There are a couple of snags that we’ll often run into when trying for a neutral pelvic tilt.  First, cyclists tend to have chronically tight hamstrings and hip flexors.  Since pedaling is so quad-dominate, many riders don’t fully activate their glutes while pedaling. Simply sitting on your saddle as if it was a chair and then arching your back towards the handlebars won’t cut it.  There has to be some amount of anterior (forward) pelvic tilt in order for a neutral spinal posture to be achieved on the bike.  However, chronically anterior rotated hips are all too common off the bike, especially amongst those of us sitting at a desk with an office job. Chronically tight hip flexors will elongate and tighten the hamstrings. It’s often the case that tight hamstrings are really the result of tight hip flexors. Identifying the cause of your flexibility or strength woes will really help you out on the bike, so take the time to make it happen. Our strength coach, Danny Sawaya, from Evolution Fitness in Tucson has a great post relating to tight hip flexors and/or hamstrings.  He includes some videos with this link which contain some simple testing and flexibility exercises that you can use while troubleshooting your own flexibility.

First make a real world assessment of your flexibility. If your hamstrings are tight and your back looks rounded while riding, realize that you’ve got some work to do off the bike. You’ll want to figure out if it’s actually tight (and shortened) hamstrings or perhaps it’s your hip flexors that are tight, thus causing you tight (and elongated) hamstrings. Strengthen your core, learn how to active your glutes and really put these muscles to work.  Improving your functional strength will make you a healthier person and a faster mountain biker!  It’s imperative that you know what it looks and feels like to have a neutral spinal position on the bike.  This is the training that the pros do, but don’t talk about too much. There’s no glamour in it, but maintaining the muscles that are otherwise problematic will allow you to log the miles with fewer woes along the way.

A common bike setup related issue that affects one’s ability to achieve a neutral spinal position is the height and reach of the handlebar, relative to the saddle. If the bars are set too low and/or far from the saddle a rounded back position might be the only option. In this situation the rider will have a harder time controlling the bike and much of the stress will be directed to where the spinal curvature is too great.

Take a look at your bike fit. If your flexibility isn’t the best then you probably don’t want your bars set super low and long. Check your bar height and stem reach. Make sure that you can grip the bars without having to roll your shoulders forward to do so. Keep those shoulder blades pulled back and assume your neutral spinal position.

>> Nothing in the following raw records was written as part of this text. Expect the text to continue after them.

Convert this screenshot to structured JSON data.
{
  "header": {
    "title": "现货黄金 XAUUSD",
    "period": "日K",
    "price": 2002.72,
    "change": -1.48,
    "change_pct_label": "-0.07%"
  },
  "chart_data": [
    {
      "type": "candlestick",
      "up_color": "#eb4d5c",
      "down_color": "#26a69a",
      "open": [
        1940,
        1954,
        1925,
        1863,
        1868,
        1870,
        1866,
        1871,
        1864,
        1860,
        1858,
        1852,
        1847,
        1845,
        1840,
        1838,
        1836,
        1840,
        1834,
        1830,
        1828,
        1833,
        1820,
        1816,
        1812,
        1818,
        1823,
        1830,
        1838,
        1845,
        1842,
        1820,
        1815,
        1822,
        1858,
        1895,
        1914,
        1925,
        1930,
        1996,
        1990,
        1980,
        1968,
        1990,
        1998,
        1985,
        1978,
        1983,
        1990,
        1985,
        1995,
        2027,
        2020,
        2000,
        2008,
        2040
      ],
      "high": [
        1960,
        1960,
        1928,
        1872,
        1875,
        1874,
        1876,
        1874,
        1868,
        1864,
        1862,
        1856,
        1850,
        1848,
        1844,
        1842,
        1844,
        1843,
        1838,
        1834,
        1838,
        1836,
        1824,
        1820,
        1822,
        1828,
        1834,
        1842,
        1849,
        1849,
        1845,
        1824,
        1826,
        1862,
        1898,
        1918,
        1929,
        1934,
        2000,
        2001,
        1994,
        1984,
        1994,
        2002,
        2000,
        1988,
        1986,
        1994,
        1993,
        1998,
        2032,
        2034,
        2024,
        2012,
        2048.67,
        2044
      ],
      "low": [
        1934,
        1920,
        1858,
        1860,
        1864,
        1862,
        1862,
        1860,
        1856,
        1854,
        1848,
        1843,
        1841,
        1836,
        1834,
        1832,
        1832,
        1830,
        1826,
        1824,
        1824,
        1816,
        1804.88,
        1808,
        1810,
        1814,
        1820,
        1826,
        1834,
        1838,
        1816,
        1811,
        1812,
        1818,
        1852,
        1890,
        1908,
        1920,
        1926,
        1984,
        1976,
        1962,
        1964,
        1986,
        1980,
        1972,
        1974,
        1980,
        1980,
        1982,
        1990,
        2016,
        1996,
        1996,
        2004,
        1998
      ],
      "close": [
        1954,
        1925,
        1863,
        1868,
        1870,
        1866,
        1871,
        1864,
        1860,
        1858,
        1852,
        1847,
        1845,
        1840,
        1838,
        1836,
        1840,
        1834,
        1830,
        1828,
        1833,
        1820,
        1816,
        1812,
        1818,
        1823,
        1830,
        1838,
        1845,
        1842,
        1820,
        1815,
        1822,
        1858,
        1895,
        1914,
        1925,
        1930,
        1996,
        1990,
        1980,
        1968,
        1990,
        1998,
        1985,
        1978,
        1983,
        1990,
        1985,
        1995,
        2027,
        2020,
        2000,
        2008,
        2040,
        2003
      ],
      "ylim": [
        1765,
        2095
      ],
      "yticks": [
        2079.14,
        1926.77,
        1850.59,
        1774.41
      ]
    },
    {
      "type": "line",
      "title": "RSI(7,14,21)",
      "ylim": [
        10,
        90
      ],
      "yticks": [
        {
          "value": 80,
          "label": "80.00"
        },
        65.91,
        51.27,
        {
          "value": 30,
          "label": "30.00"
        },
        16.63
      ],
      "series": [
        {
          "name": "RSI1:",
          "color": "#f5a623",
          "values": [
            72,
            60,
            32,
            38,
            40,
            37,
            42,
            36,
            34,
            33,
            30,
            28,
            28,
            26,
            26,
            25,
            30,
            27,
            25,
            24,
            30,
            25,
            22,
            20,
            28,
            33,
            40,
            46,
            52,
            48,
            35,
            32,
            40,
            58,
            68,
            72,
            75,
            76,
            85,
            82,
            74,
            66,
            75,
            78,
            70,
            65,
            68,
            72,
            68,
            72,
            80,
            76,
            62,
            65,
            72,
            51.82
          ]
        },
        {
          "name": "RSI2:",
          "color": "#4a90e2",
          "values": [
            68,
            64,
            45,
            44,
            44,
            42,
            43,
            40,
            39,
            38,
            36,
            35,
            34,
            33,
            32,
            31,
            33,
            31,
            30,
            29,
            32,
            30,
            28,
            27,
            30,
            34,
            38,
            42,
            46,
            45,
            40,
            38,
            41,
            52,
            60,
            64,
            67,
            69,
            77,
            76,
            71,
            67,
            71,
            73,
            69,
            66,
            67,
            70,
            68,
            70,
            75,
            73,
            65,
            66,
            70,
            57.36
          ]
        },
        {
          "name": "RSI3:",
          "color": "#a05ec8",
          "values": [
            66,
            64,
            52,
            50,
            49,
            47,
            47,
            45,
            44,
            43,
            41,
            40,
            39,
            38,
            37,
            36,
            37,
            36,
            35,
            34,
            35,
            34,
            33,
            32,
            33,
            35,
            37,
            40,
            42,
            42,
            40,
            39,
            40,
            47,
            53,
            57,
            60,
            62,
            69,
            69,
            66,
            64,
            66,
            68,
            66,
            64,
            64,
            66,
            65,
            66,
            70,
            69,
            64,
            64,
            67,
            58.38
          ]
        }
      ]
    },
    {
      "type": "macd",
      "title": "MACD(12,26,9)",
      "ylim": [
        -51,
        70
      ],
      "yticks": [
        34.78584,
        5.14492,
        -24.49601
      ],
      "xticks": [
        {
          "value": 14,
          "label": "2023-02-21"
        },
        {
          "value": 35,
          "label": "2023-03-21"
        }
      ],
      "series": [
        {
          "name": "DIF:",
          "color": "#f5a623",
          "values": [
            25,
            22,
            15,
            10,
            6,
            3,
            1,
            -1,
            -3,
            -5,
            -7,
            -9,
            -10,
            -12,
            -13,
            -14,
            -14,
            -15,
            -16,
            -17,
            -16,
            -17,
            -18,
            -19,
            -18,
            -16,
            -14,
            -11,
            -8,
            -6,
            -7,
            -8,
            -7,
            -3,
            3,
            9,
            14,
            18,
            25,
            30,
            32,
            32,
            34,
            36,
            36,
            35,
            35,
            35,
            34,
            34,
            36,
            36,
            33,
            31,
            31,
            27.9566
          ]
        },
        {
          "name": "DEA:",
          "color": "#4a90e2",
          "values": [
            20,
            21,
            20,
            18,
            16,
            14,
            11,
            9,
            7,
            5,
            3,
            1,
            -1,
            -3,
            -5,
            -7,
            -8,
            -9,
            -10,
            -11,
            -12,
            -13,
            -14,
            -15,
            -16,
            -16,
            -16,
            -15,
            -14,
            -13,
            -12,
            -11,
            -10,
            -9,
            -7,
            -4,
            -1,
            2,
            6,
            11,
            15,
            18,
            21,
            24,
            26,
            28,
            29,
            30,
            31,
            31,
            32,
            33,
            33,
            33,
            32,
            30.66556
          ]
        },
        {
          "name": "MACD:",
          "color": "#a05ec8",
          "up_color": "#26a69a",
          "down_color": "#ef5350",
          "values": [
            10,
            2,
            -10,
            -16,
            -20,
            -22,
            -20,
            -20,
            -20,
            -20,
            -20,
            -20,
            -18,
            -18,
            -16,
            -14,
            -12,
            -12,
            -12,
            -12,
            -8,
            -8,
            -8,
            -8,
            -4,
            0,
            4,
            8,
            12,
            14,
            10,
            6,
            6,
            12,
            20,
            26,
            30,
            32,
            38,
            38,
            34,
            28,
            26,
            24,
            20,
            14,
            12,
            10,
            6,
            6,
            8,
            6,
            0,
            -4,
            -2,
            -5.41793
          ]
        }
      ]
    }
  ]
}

From here not only can you pedal hard, but you’ll also be able to maneuver the bike with authority, and generally be ready to shred.  That long and low position that all of the euro roadies love doesn’t work so well when you’re trying to rip singletrack.

Cycling will always put a lot of stress on the low back, but if you can learn to assume a neutral spinal position on the bike and keep diligent with an appropriate mix of functional strength work, you’ll be able to ride pain free and with more confidence and speed on the trails.